La Leche League - 50th Anniversary

Happy World Breastfeeding Week! My first gift to you is a video on the history of this organization that I am proud to be a part of. La Leche League is often seen as a "white woman's group" probably because it was started by 7 suburban White housewives. However, I really believe they want to support all mothers interested in breastfeeding. La Leche League is not perfect and has a lot of work and growing to do but they, we are working on it. I believe in La Leche League and am personally doing what I can to make it an organization for ALL women.

Notice the Mocha mama with the righteous Afro about half-way through the video. So apparently we have been going to LLL meetings since at least the 70s.

2 comments:

Julie said...

Thanks for this video, it was enlightening. Before I had kids, even when my daughter was an infant, I had such a negative perception of LLL. I thought they were extremists who would lecture you on how you must nurse your child for years on end.

I even remember telling someone who asked me how long I was going to nurse that I wasn't going to "be like those crazy, La Leche-types who never know when to stop." I cringe, every time I remember that came out of my mouth.

Of course, I didn't turn into one of those people who never know when to stop. I nursed my oldest until she was 3 and my 2 year old is still going strong.

But, I have to admit, that I did find La Leche, when I went, to not be a particularly friendly environment for either working mothers or mothers of color. Now, I only have experience with one group, at one meeting, but it was negative enough to deter me from going back.

I went when my oldest was 18 months looking for some support because no one I knew had nursed that long and everyone in my life was giving me a hard time for it.
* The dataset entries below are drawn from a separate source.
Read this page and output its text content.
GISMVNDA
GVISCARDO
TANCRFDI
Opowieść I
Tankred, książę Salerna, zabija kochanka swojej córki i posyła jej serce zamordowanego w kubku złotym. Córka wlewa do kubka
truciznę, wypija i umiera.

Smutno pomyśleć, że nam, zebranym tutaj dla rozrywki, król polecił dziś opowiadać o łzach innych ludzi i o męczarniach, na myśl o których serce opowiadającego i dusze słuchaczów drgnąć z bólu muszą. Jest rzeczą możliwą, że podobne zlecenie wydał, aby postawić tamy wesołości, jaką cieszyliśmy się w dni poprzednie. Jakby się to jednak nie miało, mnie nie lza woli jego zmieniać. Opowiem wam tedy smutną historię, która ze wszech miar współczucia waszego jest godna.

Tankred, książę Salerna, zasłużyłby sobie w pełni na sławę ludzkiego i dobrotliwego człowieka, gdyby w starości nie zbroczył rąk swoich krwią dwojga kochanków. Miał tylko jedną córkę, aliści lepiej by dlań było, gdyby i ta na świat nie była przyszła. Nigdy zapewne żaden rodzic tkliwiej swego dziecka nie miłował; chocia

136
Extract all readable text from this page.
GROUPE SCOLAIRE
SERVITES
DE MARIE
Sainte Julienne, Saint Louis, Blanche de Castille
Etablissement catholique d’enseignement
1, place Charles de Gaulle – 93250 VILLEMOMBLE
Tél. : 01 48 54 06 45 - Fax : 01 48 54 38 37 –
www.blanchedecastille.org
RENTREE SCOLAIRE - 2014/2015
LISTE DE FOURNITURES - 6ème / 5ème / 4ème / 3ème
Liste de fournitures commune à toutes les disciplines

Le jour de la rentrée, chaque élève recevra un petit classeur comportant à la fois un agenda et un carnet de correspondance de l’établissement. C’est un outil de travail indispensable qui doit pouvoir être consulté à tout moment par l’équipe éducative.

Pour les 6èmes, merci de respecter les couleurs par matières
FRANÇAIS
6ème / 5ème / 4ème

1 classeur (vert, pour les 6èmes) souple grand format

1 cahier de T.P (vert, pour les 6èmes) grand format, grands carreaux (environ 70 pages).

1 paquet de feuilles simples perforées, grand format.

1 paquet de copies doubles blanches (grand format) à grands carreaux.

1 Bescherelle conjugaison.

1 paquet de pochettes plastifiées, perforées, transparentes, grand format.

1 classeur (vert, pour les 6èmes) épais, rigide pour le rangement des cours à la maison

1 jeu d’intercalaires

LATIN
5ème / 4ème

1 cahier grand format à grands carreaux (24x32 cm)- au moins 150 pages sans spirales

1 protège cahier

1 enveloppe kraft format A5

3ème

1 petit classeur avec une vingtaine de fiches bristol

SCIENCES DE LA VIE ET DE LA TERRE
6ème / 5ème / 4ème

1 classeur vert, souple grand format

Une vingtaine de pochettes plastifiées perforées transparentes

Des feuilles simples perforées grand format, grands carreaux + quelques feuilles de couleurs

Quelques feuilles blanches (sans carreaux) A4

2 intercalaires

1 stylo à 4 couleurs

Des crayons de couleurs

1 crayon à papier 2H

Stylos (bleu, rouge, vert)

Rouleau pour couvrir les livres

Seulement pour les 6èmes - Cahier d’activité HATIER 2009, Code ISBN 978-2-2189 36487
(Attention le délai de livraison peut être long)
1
I was the only woman of color at the meeting I went to on the Upper West Side of Manhattan which is an extremely diverse neighborhood. There was only one other working mother there - she quietly skipped out of work to make it uptown to make the 11am meeting and couldn't stay long because she had to get back before anyone noticed her missing.

Other than the leader, the other women were markedly unfriendly to both the working mother (I worked also, but didn't mention it, so they didn't know) and I. They talked to each other and made little response to the comments either the working mother or I made.

Then one of the other children there began yelling at my toddler, telling her she couldn't play with the other kids. The mother of the child, and some other mothers, suggested that maybe I give my daughter some toys to play with away from the other kids. It was clear that neither my child, nor I was welcome at the meeting.

As the meeting came to a close, I was getting my daughter ready to leave and a toddler came running past, heading for an open door that had a flight of stairs immediately on the other side. Instinctively, I rushed over and grabbed the toddler up. I turned to see where her mother was, and another woman was right there, looking at me with a sour expression. She snatched the toddler from my arms, marched with her across the room, and handed her to her mother, who was looking at me as though I had tried to beat her child.

These people would have preferred to see that baby take a tumble down the steps rather than have me touch her.

I left there, shaking. I had never felt so out of place, so unwelcomed. I grew up in a predominantly white neighborhood in the 1960s. I was maybe one of 10 children of color in an elementary school of about 400 kids. And I'd never experienced anything like this.

I haven't written LLLI off. I am willing to consider that it's possible that this one group was a bit of an anomaly. I actually have fantasies about becoming a leader and starting a group in Harlem or the South Bronx, where support for breastfeeding is sorely needed.

I loved seeing this video. Loved seeing how this group started and grew. It shows me that where there is a need for something, it will thrive and grow.

Anonymous said...

i loved the screaming children/babies in the background when princess grace was speaking... some things never change.